Kapan Indonesia bisa dibilang sebagai negara bervisi maritim? Sultan menjawab, tidak perlu mendeklarasikan, yang paling penting bagaimana langkah-langkah kebijakan Maritime Policy diselesaikan. “Kalau belum bisa menyelesaikan, presiden harus memutuskan coast guard. Siapa yang menjadi ujung tombak untuk keamanan negara. Karena apa? Saya melihat Kementerian Kelautan dan Perikanan mengejar kapal. Pengawas kementerian kan tidak boleh memakai senjata. Yang boleh adalah AL (angkatan laut). Aturannya begitu,” jelas Raja Jawa ini.

Sementara itu, Connie Rahakundini Bakrie, analis bidang pertahanan mengatakan, bicara mengenai Maritime Policy tidak lepas dari konsistensi keamanan nasional. Ada tiga unsur penting di sektor ini, yaitu political freedom, stabilitas politik, dan kapastian hukum atau kebijakan.

Political freedom sudah ada, stabilitas politik juga ada, tapi yang tidak ada adalah kapastian hukum atau kebijakan. Hari ini kebijakan presiden yang satu A, besok presiden yang baru bilang B, kondisi tersebut tidak boleh terjadi. Karena yang diperlukan negara dalam membangun keamanan laut adalah kebijakan jangka panjang. Karena itu, dalam menjalankan Maritime Policy diperlukan kepastian hukum dan kebijakan yang didukung DPR. Itu landasannya,” jelas Connie.

Wakil Direktur Indonesia Maritime Institute (IMI), Zulficar Mochtar pun meminta semua kementerian terkait bidang kelautan membenahi dan berkoordinasi lebih aktif dalam memformulasikan kebijakannya, sehingga lebih bermanfaat bagi masyarakat. Termasuk dalam upaya memperkuat konsolidasi pengawasan laut dalam kerangka Coast Guard.

Dewan Kelautan Indonesia, lanjut Zulficar, harus dibangunkan dari tidur panjangnya agar serius mendorong Kebijakan Kelautan (Maritime Policy). Fondasi kebijakan sangatlah penting bagi pembangunan nasional. “Mereka harus mendorong dan memfasilitasi terbentuknya strategi pembangunan yang strategis agar Indonesia dapat menjadi negara maritim yang mandiri dan berdaulat,” tandasnya.

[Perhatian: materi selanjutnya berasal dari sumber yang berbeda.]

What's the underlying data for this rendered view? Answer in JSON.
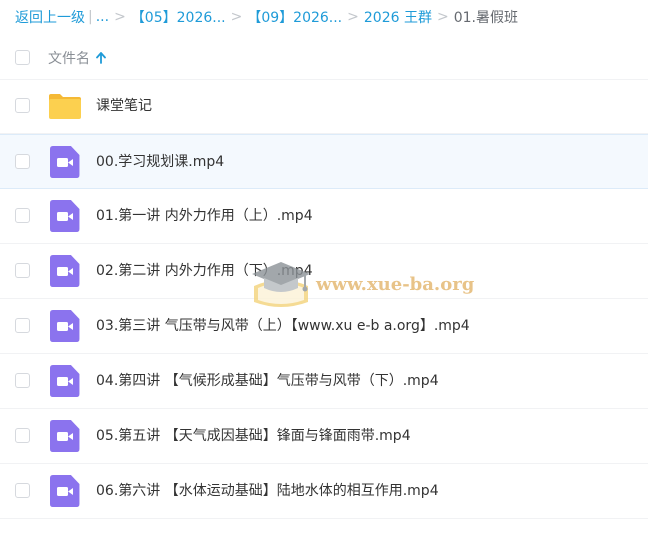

Dari sisi ekonomi, Juan Permata Adoe, Wakil Ketua Divisi Maritim dari Kamar Dagang Indonesia dan Industri (Kadin), di berbagai kesempatan mengemukakan, dalam menerapkan Maritime Policy pemerintah tidak hanya harus fokus pada kebijakan laut, mereka juga harus mendorong investor asing terlibat dalam usaha maritim di dalam negeri.

“Kapal asing seharusnya tidak hanya diizinkan untuk ikan di perairan Indonesia. Investor juga harus didorong terlibat di sektor lain, seperti industri perkapalan dan lainnya. Saat ini sudah terlalu banyak lembaga pemerintah yang bertugas melindungi domain maritim. Hal ini yang mengakibatkan tumpang tindih kewenangan,” kata Juan.

Pengamat Kelautan Profesor Sahala Hutabarat mengatakan, sebagai negara kepulauan, Maritime Policy sangat penting bagi Indonesia. Tetapi pangkal sebenarnya adalah Undang-Undang Kelautan. “Amandemen UUD 1945, pasal 25 A, kalau tidak salah di situ dikatakan negara Indonesia adalah negara kepulauan. Jadi  Maritime Policy sudah sesuai dengan amanat UUD. Pada pasal 33 ayat 1,2,3 juga sudah disinggung-singgung terus, tetapi tidak dijalankan sebagaimana mestinya,” ungkap Sahala.

Menurut Sahala, konsep Indonesia sebagai negara kepulauan sudah diakui dengan adanya UNCLOS. Jika sudah menjadi negara kepulauan, mau tidak mau Indonesia harus berani bicara maritim. “Yang kita tunggu adalah UU Kelautan yang hingga kini masih menjadi draf. UU tersebut sudah lima tahun kita tunggu. Karena itu, pembahasan UU Kelautan harus dipacu agar segera disahkan DPR. Dengan UU ini kita akan menuju Maritime Policy. Selanjutnya, akan ada Perpres, Kepres, dan Permen. Jadi UU itu harus segera direalisasikan,” terangnya.

Sahala menjelaskan, bicara Ocean dan Maritime Policy ada yang membedakan. Menurutnya, Ocean Policy secara otomatis bicara laut. Sementara Maritime Policy cakupannya jauh lebih luas.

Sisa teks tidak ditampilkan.